Никодим и Иван молча кивнули...

Чтобы войти во двор, надо было открыть ворота, с которых и начиналась дорога от усадьбы к реке.

Ворота были из жердей, широкие, через них можно проехать с возом сена. Держались они на двух больших металлических петлях, приделанных к тол­стому столбу. С другой стороны на жердь и на второй столб было наброшено кольцо из сыромятной кожи. Василий снял его, парни осторожно потянули на себя ворота. Они протяжно заскрипели: удивительно, что у такого хозяина петли не смазаны.

Старуха выпустила из рук ведро, оно звонко стукнулось о землю, повер­нулась к воротам, приставила козырьком руку ко лбу — вечернее солнце слепило. Парни нерешительно зашли на подворье, сделали несколько шагов, остановились, ожидая, что будет дальше.

— Что же вы стали, детки? — сказала старуха и опустила руку. — Вошли, так проходите и не бойтесь, никого чужого нет. Ни тех, ни этих. (Не сказала кого.) А я смотрю и думаю, может, мои сыночки идут? Но нет, не мои. У меня их тоже трое, потому и подумала, что они.
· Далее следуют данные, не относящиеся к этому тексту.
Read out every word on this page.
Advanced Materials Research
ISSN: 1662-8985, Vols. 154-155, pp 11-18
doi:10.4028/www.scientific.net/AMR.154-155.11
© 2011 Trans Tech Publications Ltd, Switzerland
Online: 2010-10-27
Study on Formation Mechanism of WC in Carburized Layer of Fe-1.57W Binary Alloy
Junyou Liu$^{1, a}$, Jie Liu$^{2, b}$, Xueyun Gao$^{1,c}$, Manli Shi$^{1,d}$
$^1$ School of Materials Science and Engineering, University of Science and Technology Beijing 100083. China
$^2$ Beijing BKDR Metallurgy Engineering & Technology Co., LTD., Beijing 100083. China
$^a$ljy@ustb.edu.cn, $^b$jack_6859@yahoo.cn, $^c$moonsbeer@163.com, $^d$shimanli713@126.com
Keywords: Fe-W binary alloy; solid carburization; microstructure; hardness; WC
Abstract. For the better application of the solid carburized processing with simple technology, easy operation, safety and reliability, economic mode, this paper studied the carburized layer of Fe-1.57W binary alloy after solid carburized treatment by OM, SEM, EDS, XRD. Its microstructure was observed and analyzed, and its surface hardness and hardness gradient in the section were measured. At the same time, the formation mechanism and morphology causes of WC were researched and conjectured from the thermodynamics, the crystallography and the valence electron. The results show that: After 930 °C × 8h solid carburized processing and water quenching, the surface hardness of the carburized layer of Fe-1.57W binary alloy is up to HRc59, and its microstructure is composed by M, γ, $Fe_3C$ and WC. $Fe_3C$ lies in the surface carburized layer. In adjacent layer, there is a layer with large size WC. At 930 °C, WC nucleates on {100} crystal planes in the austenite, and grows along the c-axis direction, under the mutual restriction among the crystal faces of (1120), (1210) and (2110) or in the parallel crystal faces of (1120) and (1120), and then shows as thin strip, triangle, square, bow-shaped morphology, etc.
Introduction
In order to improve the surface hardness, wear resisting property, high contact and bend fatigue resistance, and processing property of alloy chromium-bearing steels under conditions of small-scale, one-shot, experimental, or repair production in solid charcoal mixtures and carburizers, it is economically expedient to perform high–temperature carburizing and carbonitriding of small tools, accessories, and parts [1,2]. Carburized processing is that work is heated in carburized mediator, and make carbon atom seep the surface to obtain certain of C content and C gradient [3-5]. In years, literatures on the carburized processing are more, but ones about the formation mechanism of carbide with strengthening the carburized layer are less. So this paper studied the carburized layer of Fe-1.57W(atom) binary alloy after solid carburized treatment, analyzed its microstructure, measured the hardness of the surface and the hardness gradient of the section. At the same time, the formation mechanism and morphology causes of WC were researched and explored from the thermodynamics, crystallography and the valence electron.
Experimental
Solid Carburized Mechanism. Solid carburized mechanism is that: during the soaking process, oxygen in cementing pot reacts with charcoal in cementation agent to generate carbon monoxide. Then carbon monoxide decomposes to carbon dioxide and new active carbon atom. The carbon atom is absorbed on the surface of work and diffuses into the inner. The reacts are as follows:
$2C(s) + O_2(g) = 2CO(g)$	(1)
Издалека идете, куда?

— Издалека, мать, — сказал Василий и отчаянно махнул рукой на вос­ток: — Оттуда. — Помолчал, будто раздумывая, говорить ли конкретно, куда идут, показал на запад: — Туда. Говорите, чтобы заходили...

— А почему же нет? — искренне удивилась старуха. — Пожалуй, устали. (Посмотрела на их грязную форму.)

— Маленько есть, — смутился Василий. Смутились и Никодим с Иваном.

Заходите, отдохните. Может, сейчас и мои парни вот так, как вы, к кому-то зашли. Они с начала войны туда пошли. (Показала рукой на восток.) А что теперь с ними — один Бог знает. Туда уже и немец пошел. А вы смелей заходите. И покормлю, есть чем, и воды попейте, да переночуйте, если далеко идти. У меня тут тихо, одна я. А там...

Умолкла, не договорила. Что она имела в виду, сказав о сыновьях, и «а там...», парни не задумались: хотелось есть, отдохнуть. Благо, немцев здесь нет, и если даже вдруг они будут ехать или со стороны Забродья, или из райо­на, так издали услышат шум моторов. Убежать здесь проще простого: кругом лес. Да и стемнеет скоро. Вот и солнца уже не видно, хотя его лучи еще сколь­зят по вершинам деревьев за дорогой.

— Значит, одна вы, — сказал Василий. — А хозяин где?

— Умер. Перед войной. Как умер, так и собака сошла. Потому одна я.

— Простите, — Василию стало неловко, — не хотел.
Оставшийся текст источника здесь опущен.